Sentinel Peak (A Mountain)

Sentinel Peak (A Mountain)

Tucson, AZ

Sentinel Peak is a dark volcanic hill directly west of downtown Tucson, marked with a large whitewashed 'A' for the University of Arizona. The summit road provides close-range views of downtown Tucson with the Santa Catalina Mountains as a backdrop. The site is particularly noted for blue hour and night photography of city lights.

Photography Guide

Best Time
blue hour
Crowds
Moderate
Shot Types
widelandscapelong-exposure
Best Seasons
springfallwinter
Practical Tips
The summit road closes at sunset but reopens for pedestrian access. A tripod is essential for blue hour and night city shots.

Author's Comments

The window is narrow and it is the whole point.
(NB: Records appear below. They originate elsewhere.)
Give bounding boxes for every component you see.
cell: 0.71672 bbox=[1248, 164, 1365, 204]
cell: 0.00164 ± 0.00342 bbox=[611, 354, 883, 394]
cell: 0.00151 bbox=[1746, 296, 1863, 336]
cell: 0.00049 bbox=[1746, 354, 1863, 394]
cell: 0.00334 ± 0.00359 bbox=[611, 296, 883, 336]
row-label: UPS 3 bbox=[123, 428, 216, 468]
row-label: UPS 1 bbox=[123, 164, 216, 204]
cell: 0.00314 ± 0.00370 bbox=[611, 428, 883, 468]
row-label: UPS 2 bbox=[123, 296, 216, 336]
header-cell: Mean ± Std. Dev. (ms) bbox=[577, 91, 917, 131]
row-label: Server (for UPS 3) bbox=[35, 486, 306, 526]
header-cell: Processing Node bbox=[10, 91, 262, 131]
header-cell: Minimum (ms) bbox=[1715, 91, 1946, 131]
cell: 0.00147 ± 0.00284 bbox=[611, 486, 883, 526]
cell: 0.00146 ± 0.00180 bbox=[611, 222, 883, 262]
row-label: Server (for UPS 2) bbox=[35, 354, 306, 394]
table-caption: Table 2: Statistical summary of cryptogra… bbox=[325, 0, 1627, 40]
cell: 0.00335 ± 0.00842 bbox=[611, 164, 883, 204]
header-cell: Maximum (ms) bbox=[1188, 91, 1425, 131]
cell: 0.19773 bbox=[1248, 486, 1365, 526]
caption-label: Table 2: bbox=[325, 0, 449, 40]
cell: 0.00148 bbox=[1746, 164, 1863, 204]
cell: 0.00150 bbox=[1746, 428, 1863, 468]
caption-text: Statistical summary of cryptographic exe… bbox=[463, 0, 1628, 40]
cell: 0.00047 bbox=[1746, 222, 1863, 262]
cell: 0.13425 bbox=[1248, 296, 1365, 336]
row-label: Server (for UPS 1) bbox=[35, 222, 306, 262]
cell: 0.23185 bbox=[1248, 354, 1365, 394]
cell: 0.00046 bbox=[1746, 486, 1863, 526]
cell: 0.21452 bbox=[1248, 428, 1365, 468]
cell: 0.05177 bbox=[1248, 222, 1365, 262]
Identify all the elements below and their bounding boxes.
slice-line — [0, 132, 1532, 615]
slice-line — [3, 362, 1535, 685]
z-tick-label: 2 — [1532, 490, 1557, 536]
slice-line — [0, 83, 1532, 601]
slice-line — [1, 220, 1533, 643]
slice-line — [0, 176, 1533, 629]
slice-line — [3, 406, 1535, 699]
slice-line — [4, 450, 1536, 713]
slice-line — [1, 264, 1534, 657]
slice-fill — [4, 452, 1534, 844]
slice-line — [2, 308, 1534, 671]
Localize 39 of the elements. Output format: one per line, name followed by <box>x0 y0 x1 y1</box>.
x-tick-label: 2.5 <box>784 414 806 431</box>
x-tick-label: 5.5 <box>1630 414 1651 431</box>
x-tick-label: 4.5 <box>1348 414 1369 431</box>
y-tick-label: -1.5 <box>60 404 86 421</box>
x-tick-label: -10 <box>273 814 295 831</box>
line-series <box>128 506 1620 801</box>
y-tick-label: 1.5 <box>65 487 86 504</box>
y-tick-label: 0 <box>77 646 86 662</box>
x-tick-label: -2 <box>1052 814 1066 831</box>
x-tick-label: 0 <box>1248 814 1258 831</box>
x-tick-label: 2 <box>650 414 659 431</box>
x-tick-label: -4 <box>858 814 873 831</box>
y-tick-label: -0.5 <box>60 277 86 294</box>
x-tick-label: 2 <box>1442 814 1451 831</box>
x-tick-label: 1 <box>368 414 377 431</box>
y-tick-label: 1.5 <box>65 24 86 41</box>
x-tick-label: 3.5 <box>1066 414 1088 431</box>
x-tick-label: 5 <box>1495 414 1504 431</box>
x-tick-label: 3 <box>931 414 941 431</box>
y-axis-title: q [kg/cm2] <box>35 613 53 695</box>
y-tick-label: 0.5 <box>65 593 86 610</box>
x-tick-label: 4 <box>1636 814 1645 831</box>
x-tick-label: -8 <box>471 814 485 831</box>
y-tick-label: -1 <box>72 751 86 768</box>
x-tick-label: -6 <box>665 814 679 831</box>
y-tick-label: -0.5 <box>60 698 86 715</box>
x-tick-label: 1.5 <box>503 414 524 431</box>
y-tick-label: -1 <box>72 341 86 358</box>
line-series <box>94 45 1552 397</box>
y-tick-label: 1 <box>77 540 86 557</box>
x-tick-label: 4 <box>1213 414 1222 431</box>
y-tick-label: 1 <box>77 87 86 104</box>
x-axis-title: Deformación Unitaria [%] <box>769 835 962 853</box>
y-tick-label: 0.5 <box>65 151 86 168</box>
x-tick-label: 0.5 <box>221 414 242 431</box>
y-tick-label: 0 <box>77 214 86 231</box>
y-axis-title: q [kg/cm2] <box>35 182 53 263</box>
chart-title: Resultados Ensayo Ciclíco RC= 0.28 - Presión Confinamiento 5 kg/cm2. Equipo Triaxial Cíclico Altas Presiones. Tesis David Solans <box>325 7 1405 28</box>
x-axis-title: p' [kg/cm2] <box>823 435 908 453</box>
From the moment the sun drops behind the Tucson Mountains at your back to the moment full dark settles over the valley, you have maybe twenty-five minutes when the city lights have come on and the sky still holds a wash of cobalt and rose above the Catalinas. That is the photograph. Everything else is preamble. I prefer Sentinel Peak in November or February, when the air is cleanest and the Catalinas read sharp on the horizon rather than dissolving into haze. The summit road closes at sunset, which sounds inconvenient and is actually a gift. You walk up. You arrive without a car between you and the view, and the short climb resets your pace to something closer to what the hour requires. Set the tripod early. Frame wider than you think, because the Catalinas are farther away and larger than they look, and a tight crop on downtown loses the relationship that makes this composition work - the small grid of city light pressed against that long dark wall of mountain. Then wait. The first lights come on while there is still too much sky. The exposures that hold both at once arrive in a five minute window, and if you are fussing with settings you will miss them. After full dark the photograph becomes a different photograph. The mountains go black, the city becomes the only subject, and long exposures start to make sense. Both versions are worth making. I usually stay for both, and walk down the road in the dark with the lights of Tucson spread out below me, which is its own kind of photograph that the camera cannot quite take.